Vielleicht sollte ich zu Anfang eingestehen, dass ich ein großer Fan des originalen Blade Runner aus dem Jahr 1982 bin. Ich habe den Film in all seinen Fassungen mehrmals gesehen und er ist fester Bestandteil meiner Top 3 der liebsten Filme. Man mag sich also meine Hin- und Hergerissenheit vorstellen, zwischen Vorfreude, großen Erwartungen und Furcht davor, einen weiteren leeren Abklatsch eines Kleinods der Filmgeschichte vorgesetzt zu bekommen.

Glücklicherweise hat es Regisseur Denis Villeneuves nicht nur geschafft, meine Befürchtungen vom Tisch zu wischen, er hat auch alle Hoffnungen und Erwartungen, die ich mir insgeheim zu machen erlaubte, mühelos übertroffen. Blade Runner 2049 schafft es nicht nur die unterkühlte Film-Noir Atmosphäre von damals erneut einzufangen, er nimmt auch die komplexen Themen und Gedankenansätze des Originals auf und spinnt sie weiter, ohne zu sehr zu den ausgetretenen Pfaden zurückzukehren und Gefahr zu laufen, ein verkapptes Remake zu werden.

Letzteres liegt vor allem an der hervorragenden Arbeit von Drehbuchautor Hampton Fancher, der schon für Blade Runner die Buchvorlage des grandiosen Philip K. Dick (Do Androids Dream of Electric Sheep?) fürs Kino adaptierte. Wie damals, extrahiert er die Grundideen- und aussagen der Vorlage und baut darauf seine Geschichte auf. Die ist an der Oberfläche wieder eine Detektivgeschichte über einen Mann, der versucht ein Rätsel zu lösen, transportiert damit aber in erster Linie große, existentielle Fragen. Was macht Menschlichkeit aus? Ab wann ist dem Menschen perfekt nachempfundenes Wesen keine Kopie mehr, sondern ein vollwertiger Mensch? Und wie, falls es uns jemals möglich sein sollte so etwas zu erschaffen, werden oder sollten wir damit umgehen?

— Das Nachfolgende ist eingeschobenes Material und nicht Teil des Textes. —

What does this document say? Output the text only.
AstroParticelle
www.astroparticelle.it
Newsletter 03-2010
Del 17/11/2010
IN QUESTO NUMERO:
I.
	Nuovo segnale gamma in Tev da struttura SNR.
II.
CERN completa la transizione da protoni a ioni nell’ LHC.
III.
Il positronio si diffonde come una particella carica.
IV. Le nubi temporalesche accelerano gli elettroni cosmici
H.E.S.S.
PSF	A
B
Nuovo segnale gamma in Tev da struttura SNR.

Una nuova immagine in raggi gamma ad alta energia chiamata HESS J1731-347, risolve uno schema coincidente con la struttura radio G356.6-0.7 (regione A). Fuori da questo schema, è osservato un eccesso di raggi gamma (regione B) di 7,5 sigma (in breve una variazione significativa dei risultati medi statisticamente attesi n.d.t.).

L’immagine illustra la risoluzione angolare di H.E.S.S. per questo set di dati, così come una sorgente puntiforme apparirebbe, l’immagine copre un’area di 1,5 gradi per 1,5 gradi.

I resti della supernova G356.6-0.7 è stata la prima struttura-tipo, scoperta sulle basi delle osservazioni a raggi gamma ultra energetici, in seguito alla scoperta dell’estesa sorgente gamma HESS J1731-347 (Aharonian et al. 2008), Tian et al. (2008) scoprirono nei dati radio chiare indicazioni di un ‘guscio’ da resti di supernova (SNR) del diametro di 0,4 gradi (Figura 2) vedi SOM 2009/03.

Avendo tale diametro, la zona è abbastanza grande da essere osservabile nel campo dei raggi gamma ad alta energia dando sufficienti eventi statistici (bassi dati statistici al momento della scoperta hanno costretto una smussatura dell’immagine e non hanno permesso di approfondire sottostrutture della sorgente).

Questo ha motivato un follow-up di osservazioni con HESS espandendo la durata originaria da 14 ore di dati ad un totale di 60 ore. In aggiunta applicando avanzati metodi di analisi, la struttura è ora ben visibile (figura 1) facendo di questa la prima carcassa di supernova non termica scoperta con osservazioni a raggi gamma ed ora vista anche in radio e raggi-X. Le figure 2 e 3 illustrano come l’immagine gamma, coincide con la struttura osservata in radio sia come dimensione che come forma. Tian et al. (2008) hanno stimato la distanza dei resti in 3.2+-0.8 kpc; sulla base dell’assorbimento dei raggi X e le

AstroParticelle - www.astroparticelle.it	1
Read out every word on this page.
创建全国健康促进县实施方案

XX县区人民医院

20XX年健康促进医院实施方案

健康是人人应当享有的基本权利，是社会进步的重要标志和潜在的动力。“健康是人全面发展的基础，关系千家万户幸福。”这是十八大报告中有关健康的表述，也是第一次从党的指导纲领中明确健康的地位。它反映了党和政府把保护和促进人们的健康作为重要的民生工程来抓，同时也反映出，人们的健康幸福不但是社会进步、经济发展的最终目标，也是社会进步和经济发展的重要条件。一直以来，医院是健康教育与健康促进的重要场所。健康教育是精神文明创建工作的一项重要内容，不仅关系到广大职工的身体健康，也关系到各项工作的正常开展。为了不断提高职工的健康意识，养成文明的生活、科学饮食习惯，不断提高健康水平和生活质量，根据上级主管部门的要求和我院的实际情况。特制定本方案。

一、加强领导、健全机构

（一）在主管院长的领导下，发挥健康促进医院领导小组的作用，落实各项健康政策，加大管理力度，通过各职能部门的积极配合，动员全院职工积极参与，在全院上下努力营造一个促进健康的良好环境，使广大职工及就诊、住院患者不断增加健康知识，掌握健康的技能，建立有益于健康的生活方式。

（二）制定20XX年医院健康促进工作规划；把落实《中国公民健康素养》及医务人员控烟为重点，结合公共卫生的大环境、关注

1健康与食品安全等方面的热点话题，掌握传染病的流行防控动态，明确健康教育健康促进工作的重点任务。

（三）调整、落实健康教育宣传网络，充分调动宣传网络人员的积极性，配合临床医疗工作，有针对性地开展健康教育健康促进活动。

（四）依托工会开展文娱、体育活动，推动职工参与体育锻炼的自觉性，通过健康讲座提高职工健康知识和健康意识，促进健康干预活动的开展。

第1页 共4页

Auch in diesem Aspekt schafft es Villeneuve, die Essenz des Vorgängers einzufangen. Beide Filme erzählen eine an sich relativ einfache Geschichte, die in den Köpfen der Zuschauer viele komplexe und tiefgreifende Fragen aufwirft, sich aber davor hütet konkrete Antworten auf diese Fragen zu liefern und uns mit nicht mehr als Denkansätzen zurücklässt. Die Sorgen einerseits für ein langes Nachwirken des Gesehenen, andererseits für viel Interpretationsspielraum und lassen einem bei mehrmaligem Ansehen immer wieder neue Ansätze entdecken.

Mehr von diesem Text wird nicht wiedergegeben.